Thursday, February 4, 2010

In The Desert

For someone dear to me...a story.

I had been advised to pack two things for the trip to Palm Springs....sunblock and water....one out of two isn't bad...(I had a cooler full of water)...at least I had a hat....anyway...that day I had decided to leave behind the beach, the palm trees, and the traffic that characterize southern California for the desert. In truth, much of southern California is desert....except that we have decided to drain dry the Colorado River in what will probably prove to be a futile effort to make green what God made brown...anyway...I wanted to go to the desert...

On that particular trip to California I had rented a baby blue Chrysler Crossfire convertible...a two seat sports car with a 215 horsepower engine under the hood. The car effortlessly reached speeds in excess of 100 mph....I know this as I hit 120 mph late one night on the interstate...anyway...it was more car than I was accustomed to having and I relished the opportunity to take it into the desert.

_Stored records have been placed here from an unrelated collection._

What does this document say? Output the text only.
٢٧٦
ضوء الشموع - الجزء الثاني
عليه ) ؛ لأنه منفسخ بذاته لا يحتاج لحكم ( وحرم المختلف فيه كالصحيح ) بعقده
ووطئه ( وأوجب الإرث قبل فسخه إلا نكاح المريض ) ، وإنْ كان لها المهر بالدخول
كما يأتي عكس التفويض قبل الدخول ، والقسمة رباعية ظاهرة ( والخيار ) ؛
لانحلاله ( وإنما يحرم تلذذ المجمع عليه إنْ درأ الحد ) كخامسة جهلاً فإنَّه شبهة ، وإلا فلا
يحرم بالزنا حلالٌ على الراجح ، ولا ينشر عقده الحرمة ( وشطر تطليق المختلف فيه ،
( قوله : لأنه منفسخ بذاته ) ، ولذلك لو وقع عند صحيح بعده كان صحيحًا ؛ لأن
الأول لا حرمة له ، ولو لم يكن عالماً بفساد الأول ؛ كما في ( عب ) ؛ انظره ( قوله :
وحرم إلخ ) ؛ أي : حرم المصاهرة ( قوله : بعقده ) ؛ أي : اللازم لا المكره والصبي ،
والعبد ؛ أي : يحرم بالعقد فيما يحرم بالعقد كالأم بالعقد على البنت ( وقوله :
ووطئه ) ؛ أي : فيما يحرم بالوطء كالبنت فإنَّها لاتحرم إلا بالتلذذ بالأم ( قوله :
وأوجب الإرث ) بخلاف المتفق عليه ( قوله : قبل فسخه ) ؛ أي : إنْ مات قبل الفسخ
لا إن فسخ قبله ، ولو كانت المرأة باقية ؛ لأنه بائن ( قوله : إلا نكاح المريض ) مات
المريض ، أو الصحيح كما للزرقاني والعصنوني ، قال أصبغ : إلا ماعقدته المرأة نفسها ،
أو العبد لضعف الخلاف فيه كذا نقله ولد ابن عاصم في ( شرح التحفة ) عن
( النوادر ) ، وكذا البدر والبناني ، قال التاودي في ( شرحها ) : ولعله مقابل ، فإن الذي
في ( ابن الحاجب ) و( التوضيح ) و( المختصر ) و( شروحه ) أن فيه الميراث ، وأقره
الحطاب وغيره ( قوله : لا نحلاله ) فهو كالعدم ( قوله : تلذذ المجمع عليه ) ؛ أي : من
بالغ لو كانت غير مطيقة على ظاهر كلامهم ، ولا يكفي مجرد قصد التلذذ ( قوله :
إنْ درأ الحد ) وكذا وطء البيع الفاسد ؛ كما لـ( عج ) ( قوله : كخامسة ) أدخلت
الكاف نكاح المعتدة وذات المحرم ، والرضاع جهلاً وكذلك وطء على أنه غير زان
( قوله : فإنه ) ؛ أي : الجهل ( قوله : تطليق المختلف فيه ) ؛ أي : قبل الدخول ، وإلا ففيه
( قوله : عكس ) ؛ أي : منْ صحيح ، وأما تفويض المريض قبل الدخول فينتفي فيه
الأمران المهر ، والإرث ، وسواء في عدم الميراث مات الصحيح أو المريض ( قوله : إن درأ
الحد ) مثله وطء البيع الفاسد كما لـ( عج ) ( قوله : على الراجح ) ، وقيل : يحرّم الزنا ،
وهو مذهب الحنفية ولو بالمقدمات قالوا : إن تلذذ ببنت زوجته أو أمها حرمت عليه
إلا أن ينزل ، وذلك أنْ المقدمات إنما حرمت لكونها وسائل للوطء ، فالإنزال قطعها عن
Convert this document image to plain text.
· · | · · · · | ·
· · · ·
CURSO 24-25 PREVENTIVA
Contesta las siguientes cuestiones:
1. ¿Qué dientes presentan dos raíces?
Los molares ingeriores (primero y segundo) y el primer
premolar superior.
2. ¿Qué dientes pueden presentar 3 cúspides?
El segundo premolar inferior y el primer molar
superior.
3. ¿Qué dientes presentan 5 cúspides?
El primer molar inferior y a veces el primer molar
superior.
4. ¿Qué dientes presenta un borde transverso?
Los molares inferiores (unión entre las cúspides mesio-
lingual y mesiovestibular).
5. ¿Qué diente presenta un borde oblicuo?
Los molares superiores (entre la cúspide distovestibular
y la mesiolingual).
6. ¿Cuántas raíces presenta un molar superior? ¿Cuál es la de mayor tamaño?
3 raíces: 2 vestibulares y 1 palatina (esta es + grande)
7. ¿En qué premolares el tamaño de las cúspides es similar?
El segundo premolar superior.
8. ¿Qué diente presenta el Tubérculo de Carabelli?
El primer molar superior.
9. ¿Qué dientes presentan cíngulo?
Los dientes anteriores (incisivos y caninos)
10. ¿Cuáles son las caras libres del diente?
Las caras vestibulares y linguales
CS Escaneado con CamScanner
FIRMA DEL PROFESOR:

With hot sun overhead and the top down we left the interstate and drove past avocado and orange groves and through Temecula, the heart of southern California's wine country. Past creeks, gullies, gulches, and arroyos. Through Indian reservations and past ranches...through the scrub land...and up into the mountains...and into the desert.

Being from New England, California is like another planet to me. The people are certainly different...but was struck me most was that the land felt different...and seeing southern California in its natural, non irrigated state brought this home to me. As we drove through the desert there were places where there were beach ball sized boulders as far as the eye could see. It was in that landscape, alien, untouched, foreboding and at the same time alluring did I understand why men went into the wilderness feel free.

With the top down, the hot wind blowing past me, the sun beating down on me, the Rolling Stones' Exile On Main Street blaring on the stereo, I drove through the desert, lost in the experience of being in a strange and foreign place. Free from care, free from worry...and looking forward to a margarita.